Inilah potret pemerintahan yang dihasilkan oleh sistem kapitalis sekuler, yang menganggap nyawa rakyat tidak ada harganya dibandingkan kepentingan ekonomi. Semua kebijakan yang dikeluarkan semata-mata untuk menyelamatkan kepentingan penguasa dan pengusaha, dengan mengabaikan keselamatan dan nyawa rakyatnya. Selama negeri ini masih merujuk pada sistem kapitalis sekuler, negeri ini tidak akan pernah keluar dari kemelut virus Covid-19.
Berbeda halnya dengan sistem Islam. Dalam pandangan Islam, menjaga kelangsungan hidup nyawa manusia menjadi hal yang paling utama. Apalagi dalam Islam, negara mempunyai kewajiban sebagai pelindung bagi rakyatnya. Kebijakan negara pun akan mengutamakan keselamatan rakyatnya bukan hanya fokus pada keuntungan ekonomi semata.

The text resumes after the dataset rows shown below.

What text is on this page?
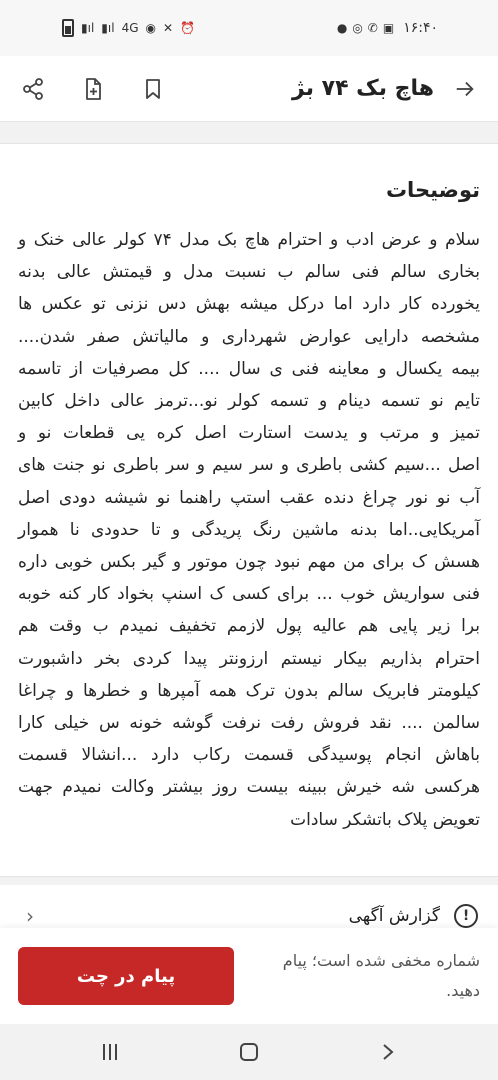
▮ıl ▮ıl 4G ◉ ✕ ⏰	● ◎ ✆ ▣ ۱۶:۴۰
هاچ بک ۷۴ بژ
توضیحات
سلام و عرض ادب و احترام هاچ بک مدل ۷۴ کولر عالی خنک و
بخاری سالم فنی سالم ب نسبت مدل و قیمتش عالی بدنه
یخورده کار دارد اما درکل میشه بهش دس نزنی تو عکس ها
مشخصه دارایی عوارض شهرداری و مالیاتش صفر شدن....
بیمه یکسال و معاینه فنی ی سال .... کل مصرفیات از تاسمه
تایم نو تسمه دینام و تسمه کولر نو...ترمز عالی داخل کابین
تمیز و مرتب و یدست استارت اصل کره یی قطعات نو و
اصل ...سیم کشی باطری و سر سیم و سر باطری نو جنت های
آب نو نور چراغ دنده عقب استپ راهنما نو شیشه دودی اصل
آمریکایی..اما بدنه ماشین رنگ پریدگی و تا حدودی نا هموار
هسش ک برای من مهم نبود چون موتور و گیر بکس خوبی داره
فنی سواریش خوب ... برای کسی ک اسنپ بخواد کار کنه خوبه
برا زیر پایی هم عالیه پول لازمم تخفیف نمیدم ب وقت هم
احترام بذاریم بیکار نیستم ارزونتر پیدا کردی بخر داشبورت
کیلومتر فابریک سالم بدون ترک همه آمپرها و خطرها و چراغا
سالمن .... نقد فروش رفت نرفت گوشه خونه س خیلی کارا
باهاش انجام پوسیدگی قسمت رکاب دارد ...انشالا قسمت
هرکسی شه خیرش ببینه بیست روز بیشتر وکالت نمیدم جهت
تعویض پلاک باتشکر سادات
!
گزارش آگهی
‹
پیام در چت
شماره مخفی شده است؛ پیام دهید.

Islam memiliki penanganan komprehensif dalam menangani wabah. Dan upaya ini telah dilakukan oleh para Khalifah ketika wabah menyerang. Langkah awal yang dilakukan oleh Khalifah adalah menutup semua pintu keluar masuk (lockdown), kemudian dilakukan test dan tracing untuk mengetahui yang sakit dan yang sehat serta memisahkannya.Yang sakit dikaratina dan diberikan pelayanan kesehatan yang berkualitas dan dirawat hingga sembuh. Sedangkan yang sehat bisa melakukan aktivitas seperti biasa tanpa ada khawatir akan terkontaminasi wabah tersebut.

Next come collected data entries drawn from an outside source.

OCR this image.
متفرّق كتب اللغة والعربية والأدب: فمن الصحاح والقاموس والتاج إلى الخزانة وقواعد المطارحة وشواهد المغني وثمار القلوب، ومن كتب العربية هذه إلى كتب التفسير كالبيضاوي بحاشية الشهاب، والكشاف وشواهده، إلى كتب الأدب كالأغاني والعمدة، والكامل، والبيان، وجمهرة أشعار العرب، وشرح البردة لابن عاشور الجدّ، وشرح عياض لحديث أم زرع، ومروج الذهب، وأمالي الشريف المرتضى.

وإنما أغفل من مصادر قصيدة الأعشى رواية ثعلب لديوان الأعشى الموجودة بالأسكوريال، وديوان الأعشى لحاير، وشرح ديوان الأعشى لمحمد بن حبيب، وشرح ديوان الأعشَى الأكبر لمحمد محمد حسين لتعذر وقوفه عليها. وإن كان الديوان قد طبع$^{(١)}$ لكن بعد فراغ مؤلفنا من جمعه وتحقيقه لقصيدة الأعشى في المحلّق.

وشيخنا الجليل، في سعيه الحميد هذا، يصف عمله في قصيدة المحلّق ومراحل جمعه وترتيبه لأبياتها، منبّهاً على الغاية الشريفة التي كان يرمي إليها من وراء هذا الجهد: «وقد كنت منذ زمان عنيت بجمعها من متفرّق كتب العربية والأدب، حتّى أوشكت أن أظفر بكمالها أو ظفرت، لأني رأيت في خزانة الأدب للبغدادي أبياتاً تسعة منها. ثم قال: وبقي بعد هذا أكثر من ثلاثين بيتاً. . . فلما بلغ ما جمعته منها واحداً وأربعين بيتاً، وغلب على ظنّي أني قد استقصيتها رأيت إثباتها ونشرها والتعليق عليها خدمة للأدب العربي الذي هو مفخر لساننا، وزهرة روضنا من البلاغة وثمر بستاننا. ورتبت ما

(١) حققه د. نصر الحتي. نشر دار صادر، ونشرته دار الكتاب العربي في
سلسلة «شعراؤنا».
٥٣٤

Khalifah juga melakukan pemetaan wilayah/daerah yang terkontaminasi virus dan yang tidak. Pemetaan wilayah ini sangat penting, untuk meminimalisir penyebaran virus ke wilayah lain yang masih steril dari virus. Di wilayah inilah masyarakat bisa melakukan aktivitas perekonomian, pendidikan dan aktivitas yang lain, serta menjadi penopang perekonomian bagi wilayah yang di-lockdown. Walaupun wabah melanda selama bertahun-tahun, semua rakyat tetap dipenuhi kebutuhannya, baik kebutuhan dasar yang bersifat individual maupun kebutuhan yang bersifat komunal yakni pendidikan, kesehatan dan keamanan.

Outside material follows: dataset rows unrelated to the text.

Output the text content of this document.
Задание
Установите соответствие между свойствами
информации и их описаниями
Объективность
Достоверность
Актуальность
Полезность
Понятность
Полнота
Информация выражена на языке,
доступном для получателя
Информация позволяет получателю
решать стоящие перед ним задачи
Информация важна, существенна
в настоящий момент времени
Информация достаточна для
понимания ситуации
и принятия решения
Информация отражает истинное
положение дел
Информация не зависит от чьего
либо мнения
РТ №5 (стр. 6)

Karena yang menjadi fokus khilafah adalah menyelamatkan nyawa rakyat, maka semua perangkat aturan yang diterapkan pun fokus pada tujuan tersebut. Khalifah tidak mencukupkan pada program vaksin dan penertiban prokes semata. Tetapi lebih dari itu, Khalifah senantiasa test dan tracing kepada rakyatnya jika ada yang terkonfirmasi terpapar virus. Semua fasilitas tersebut diberikan Khalifah kepada rakyatnya secara cuma-cuma. Tidak pernah terbersit ingin mendapatkan keuntungan materi sedikit pun dalam periayahan terhadap rakyat, sebagaimana halnya yang terjadi dalam sistem kapitalis.
Untuk mendanai seluruh kebutuhan rakyat dalam menghadapi wabah, Khalifah mengambil pembiayaannya dari kas negara (baitulmal) yang memiliki pos-pos pemasukan yang ditujukan untuk kemaslahatan rakyat. Dalam kondisi ini pun rakyat bisa memperoleh kehidupan layak dan sejahtera, karena Khalifah hadir untuk memenuhi semua kebutuhan rakyat yang notebene menjadi tanggung jawab dan amanah yang kelak akan dimintai pertanggungjawaban oleh Allah Swt.
Demikian periayahan khilafah dalam menangani virus dan menyelamatkan nyawa rakyatnya dari virus serta dampak yang menyertainya. Potret negara yang memiliki pemimpin yang amanah dan peduli kepada urusan rakyatnya, hanya akan terwujud dalam sistem Islam yakni khilafah. Berharap sosok pemimpin seperti ini muncul dari sistem kapitalis sekuler, hanyalah mimpi. Masihkah berharap pada kapitalis sekuler? Atau pada sistem khilafah yang telah terbukti mampu menuntaskan semua permasalah umat manusia di dunia? Wallahua’lam.